Uzun yıllar önce Sadık Yemni ile yaptığım röportajda kendisine yazdıklarımı gösterdiğimde bana böyle demişti "pistte dolanan ve havalanamayan uçak gibisiniz Elvan Hanım." Ondan birkaç yıl evvel de Lütfü Kotaş demişti "sana yaklaşanı da, kendini yakıp kül edeceksin!"
Sahi kimim ben? Neden bu hayattayım ve ne istiyorum?
Herkesin bir tanımı, memnuniyeti veya memnuniyesizliği var benimle ilgili. İyi de o sen dedikleri, ben sandıkları kim ola?

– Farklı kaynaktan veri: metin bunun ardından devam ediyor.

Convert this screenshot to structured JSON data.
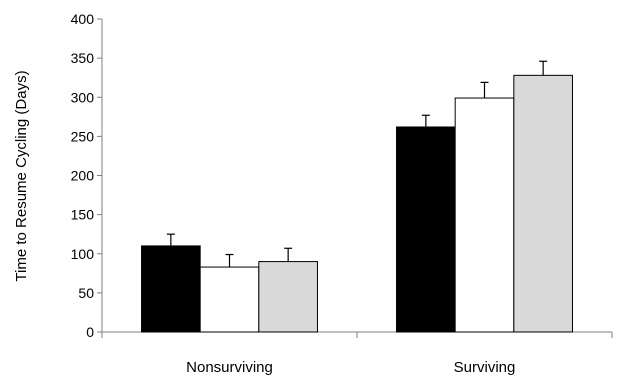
{
  "chart_data": {
    "type": "bar",
    "title": "",
    "xlabel": "",
    "ylabel": "Time to Resume Cycling (Days)",
    "ylim": [
      0,
      400
    ],
    "yticks": [
      0,
      50,
      100,
      150,
      200,
      250,
      300,
      350,
      400
    ],
    "categories": [
      "Nonsurviving",
      "Surviving"
    ],
    "grid": false,
    "legend": "none",
    "series": [
      {
        "color": "#000000",
        "values": [
          110,
          262
        ],
        "errors": [
          15,
          15
        ]
      },
      {
        "color": "#ffffff",
        "values": [
          83,
          299
        ],
        "errors": [
          16,
          20
        ]
      },
      {
        "color": "#d9d9d9",
        "values": [
          90,
          328
        ],
        "errors": [
          17,
          18
        ]
      }
    ]
  }
}
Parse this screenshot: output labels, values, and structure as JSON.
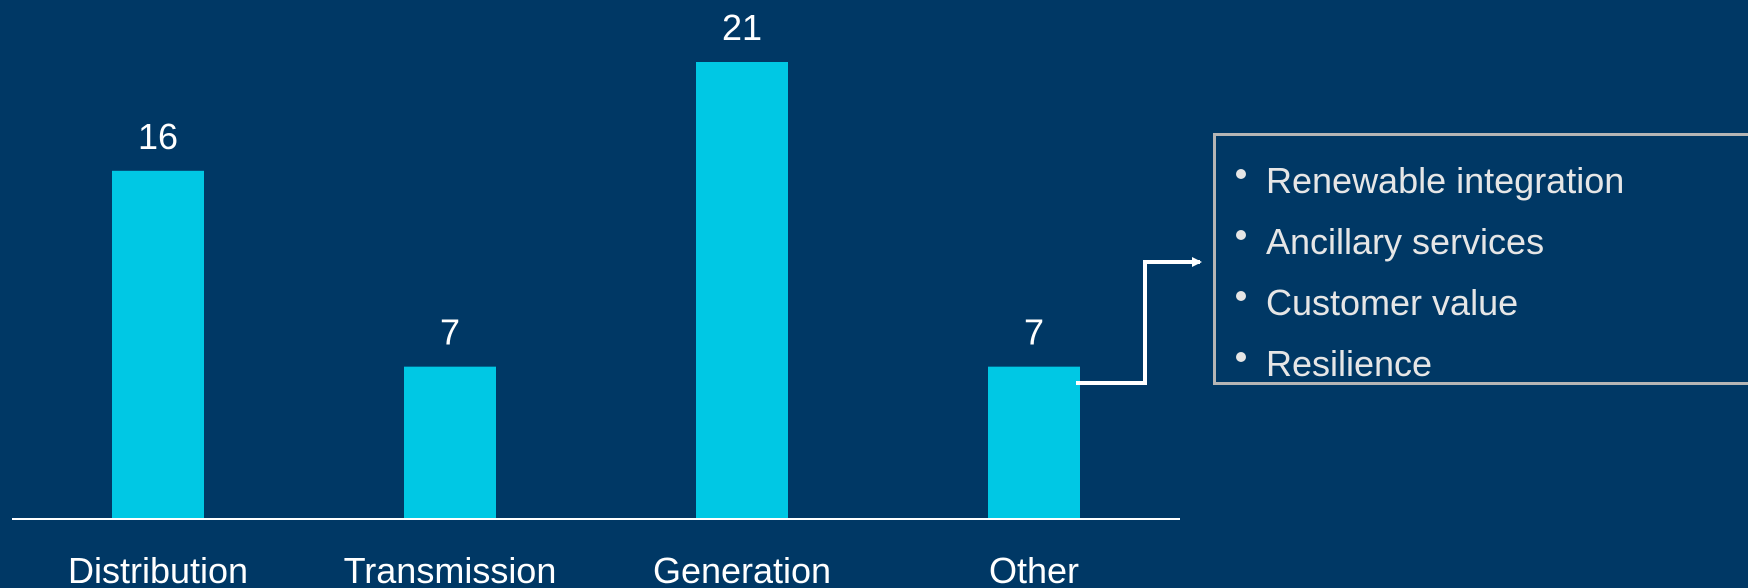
{
  "chart_data": {
    "type": "bar",
    "categories": [
      "Distribution",
      "Transmission",
      "Generation",
      "Other"
    ],
    "values": [
      16,
      7,
      21,
      7
    ],
    "data_labels": [
      "16",
      "7",
      "21",
      "7"
    ],
    "title": "",
    "xlabel": "",
    "ylabel": "",
    "ylim": [
      0,
      21
    ],
    "grid": false,
    "legend": "none",
    "bar_color": "#00c8e4",
    "axis_color": "#ffffff",
    "background_color": "#003865"
  },
  "callout": {
    "points_to": "Other",
    "items": [
      {
        "label": "Renewable integration"
      },
      {
        "label": "Ancillary services"
      },
      {
        "label": "Customer value"
      },
      {
        "label": "Resilience"
      }
    ]
  }
}
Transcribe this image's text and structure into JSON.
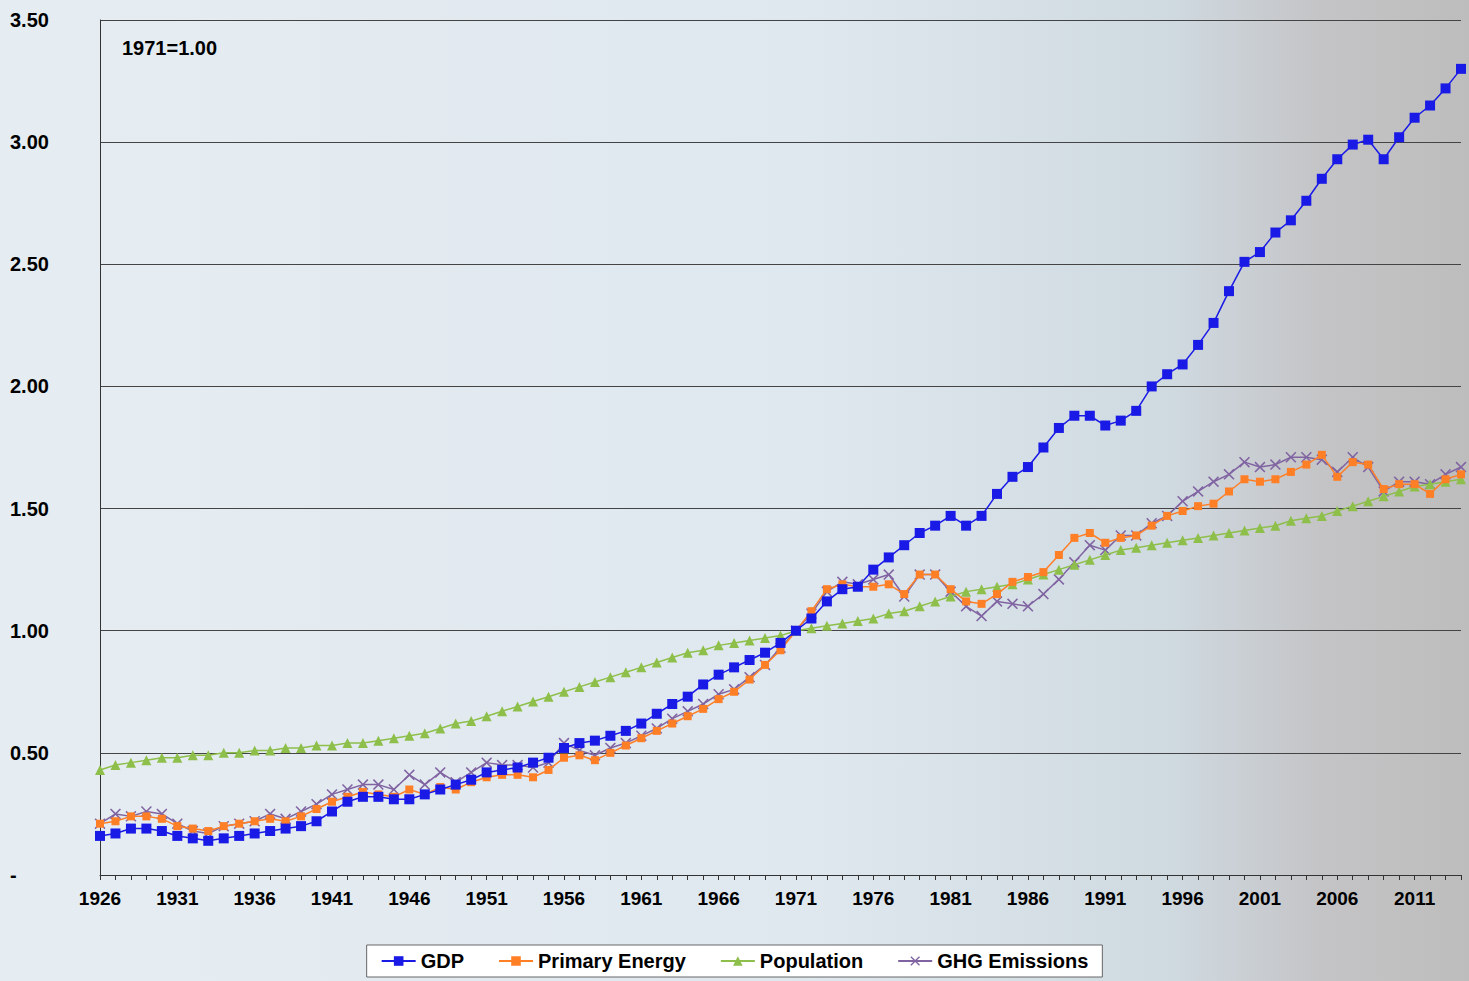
{
  "chart_data": {
    "type": "line",
    "annotation": "1971=1.00",
    "categories": [
      "1926",
      null,
      null,
      null,
      null,
      "1931",
      null,
      null,
      null,
      null,
      "1936",
      null,
      null,
      null,
      null,
      "1941",
      null,
      null,
      null,
      null,
      "1946",
      null,
      null,
      null,
      null,
      "1951",
      null,
      null,
      null,
      null,
      "1956",
      null,
      null,
      null,
      null,
      "1961",
      null,
      null,
      null,
      null,
      "1966",
      null,
      null,
      null,
      null,
      "1971",
      null,
      null,
      null,
      null,
      "1976",
      null,
      null,
      null,
      null,
      "1981",
      null,
      null,
      null,
      null,
      "1986",
      null,
      null,
      null,
      null,
      "1991",
      null,
      null,
      null,
      null,
      "1996",
      null,
      null,
      null,
      null,
      "2001",
      null,
      null,
      null,
      null,
      "2006",
      null,
      null,
      null,
      null,
      "2011",
      null,
      null,
      null
    ],
    "series": [
      {
        "name": "GDP",
        "color": "#1a1ae6",
        "marker": "square",
        "values": [
          0.16,
          0.17,
          0.19,
          0.19,
          0.18,
          0.16,
          0.15,
          0.14,
          0.15,
          0.16,
          0.17,
          0.18,
          0.19,
          0.2,
          0.22,
          0.26,
          0.3,
          0.32,
          0.32,
          0.31,
          0.31,
          0.33,
          0.35,
          0.37,
          0.39,
          0.42,
          0.43,
          0.44,
          0.46,
          0.48,
          0.52,
          0.54,
          0.55,
          0.57,
          0.59,
          0.62,
          0.66,
          0.7,
          0.73,
          0.78,
          0.82,
          0.85,
          0.88,
          0.91,
          0.95,
          1.0,
          1.05,
          1.12,
          1.17,
          1.18,
          1.25,
          1.3,
          1.35,
          1.4,
          1.43,
          1.47,
          1.43,
          1.47,
          1.56,
          1.63,
          1.67,
          1.75,
          1.83,
          1.88,
          1.88,
          1.84,
          1.86,
          1.9,
          2.0,
          2.05,
          2.09,
          2.17,
          2.26,
          2.39,
          2.51,
          2.55,
          2.63,
          2.68,
          2.76,
          2.85,
          2.93,
          2.99,
          3.01,
          2.93,
          3.02,
          3.1,
          3.15,
          3.22,
          3.3
        ]
      },
      {
        "name": "Primary Energy",
        "color": "#ff7f27",
        "marker": "square",
        "values": [
          0.21,
          0.22,
          0.24,
          0.24,
          0.23,
          0.2,
          0.19,
          0.18,
          0.2,
          0.21,
          0.22,
          0.23,
          0.22,
          0.24,
          0.27,
          0.3,
          0.32,
          0.34,
          0.33,
          0.32,
          0.35,
          0.33,
          0.36,
          0.35,
          0.38,
          0.4,
          0.41,
          0.41,
          0.4,
          0.43,
          0.48,
          0.49,
          0.47,
          0.5,
          0.53,
          0.56,
          0.59,
          0.62,
          0.65,
          0.68,
          0.72,
          0.75,
          0.8,
          0.86,
          0.92,
          1.0,
          1.08,
          1.17,
          1.19,
          1.18,
          1.18,
          1.19,
          1.15,
          1.23,
          1.23,
          1.17,
          1.12,
          1.11,
          1.15,
          1.2,
          1.22,
          1.24,
          1.31,
          1.38,
          1.4,
          1.36,
          1.38,
          1.39,
          1.43,
          1.47,
          1.49,
          1.51,
          1.52,
          1.57,
          1.62,
          1.61,
          1.62,
          1.65,
          1.68,
          1.72,
          1.63,
          1.69,
          1.68,
          1.58,
          1.6,
          1.6,
          1.56,
          1.62,
          1.64
        ]
      },
      {
        "name": "Population",
        "color": "#8dbf4a",
        "marker": "triangle",
        "values": [
          0.43,
          0.45,
          0.46,
          0.47,
          0.48,
          0.48,
          0.49,
          0.49,
          0.5,
          0.5,
          0.51,
          0.51,
          0.52,
          0.52,
          0.53,
          0.53,
          0.54,
          0.54,
          0.55,
          0.56,
          0.57,
          0.58,
          0.6,
          0.62,
          0.63,
          0.65,
          0.67,
          0.69,
          0.71,
          0.73,
          0.75,
          0.77,
          0.79,
          0.81,
          0.83,
          0.85,
          0.87,
          0.89,
          0.91,
          0.92,
          0.94,
          0.95,
          0.96,
          0.97,
          0.98,
          1.0,
          1.01,
          1.02,
          1.03,
          1.04,
          1.05,
          1.07,
          1.08,
          1.1,
          1.12,
          1.14,
          1.16,
          1.17,
          1.18,
          1.19,
          1.21,
          1.23,
          1.25,
          1.27,
          1.29,
          1.31,
          1.33,
          1.34,
          1.35,
          1.36,
          1.37,
          1.38,
          1.39,
          1.4,
          1.41,
          1.42,
          1.43,
          1.45,
          1.46,
          1.47,
          1.49,
          1.51,
          1.53,
          1.55,
          1.57,
          1.59,
          1.6,
          1.61,
          1.62
        ]
      },
      {
        "name": "GHG Emissions",
        "color": "#8064a2",
        "marker": "x",
        "values": [
          0.21,
          0.25,
          0.24,
          0.26,
          0.25,
          0.21,
          0.18,
          0.17,
          0.2,
          0.21,
          0.22,
          0.25,
          0.23,
          0.26,
          0.29,
          0.33,
          0.35,
          0.37,
          0.37,
          0.35,
          0.41,
          0.37,
          0.42,
          0.38,
          0.42,
          0.46,
          0.45,
          0.45,
          0.44,
          0.46,
          0.54,
          0.51,
          0.49,
          0.52,
          0.54,
          0.57,
          0.6,
          0.64,
          0.67,
          0.7,
          0.74,
          0.76,
          0.81,
          0.86,
          0.93,
          1.0,
          1.07,
          1.16,
          1.2,
          1.19,
          1.21,
          1.23,
          1.14,
          1.23,
          1.23,
          1.16,
          1.1,
          1.06,
          1.12,
          1.11,
          1.1,
          1.15,
          1.21,
          1.28,
          1.35,
          1.33,
          1.39,
          1.39,
          1.44,
          1.47,
          1.53,
          1.57,
          1.61,
          1.64,
          1.69,
          1.67,
          1.68,
          1.71,
          1.71,
          1.7,
          1.65,
          1.71,
          1.67,
          1.57,
          1.61,
          1.61,
          1.6,
          1.64,
          1.67
        ]
      }
    ],
    "ylim": [
      0,
      3.5
    ],
    "yticks": [
      {
        "value": 0,
        "label": "-"
      },
      {
        "value": 0.5,
        "label": "0.50"
      },
      {
        "value": 1,
        "label": "1.00"
      },
      {
        "value": 1.5,
        "label": "1.50"
      },
      {
        "value": 2,
        "label": "2.00"
      },
      {
        "value": 2.5,
        "label": "2.50"
      },
      {
        "value": 3,
        "label": "3.00"
      },
      {
        "value": 3.5,
        "label": "3.50"
      }
    ],
    "grid": true,
    "legend": "bottom"
  }
}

Herkes çok büyük işler için gelmiş olamaz dünyaya, belki ben sadece öylesine, geçerken uğramışımdır? Olamaz mı? İlla kocaman bişi yapmalı mıydım? Daha zengin mi olsaydım? Hiç inanmadığım bir sistemde okulda mı kalsaydım? Herifin biriyle ittir kaktır bir aile mi kuraydım? Ne?
Bunlar egomum sesleri, ben çok iyi biliyorum ki hep defanstayım. Oysa gayet farkındayım tembelliğimin, dikkat dağınıklığımın. Daha çok yazmalıydım. Hep yazmalıydım. Kelimelere daha sıkı tutunmalıydım. Yapmadım.
Benden geriye ne kalacak? Birkaç gülümseyen çocuk, bir o kadar sokak kedisi, bir iki dostluk.
Artık kendini ve etrafındakileri küle çeviren bir pervane değilim. Ama hala yazdıklarını daha iyi kılmaktan korktuğu, tembellik ettiği için pistlerde yakıt harcayan bir uçağım. Bu blog benim dolandığım pist değilse ne?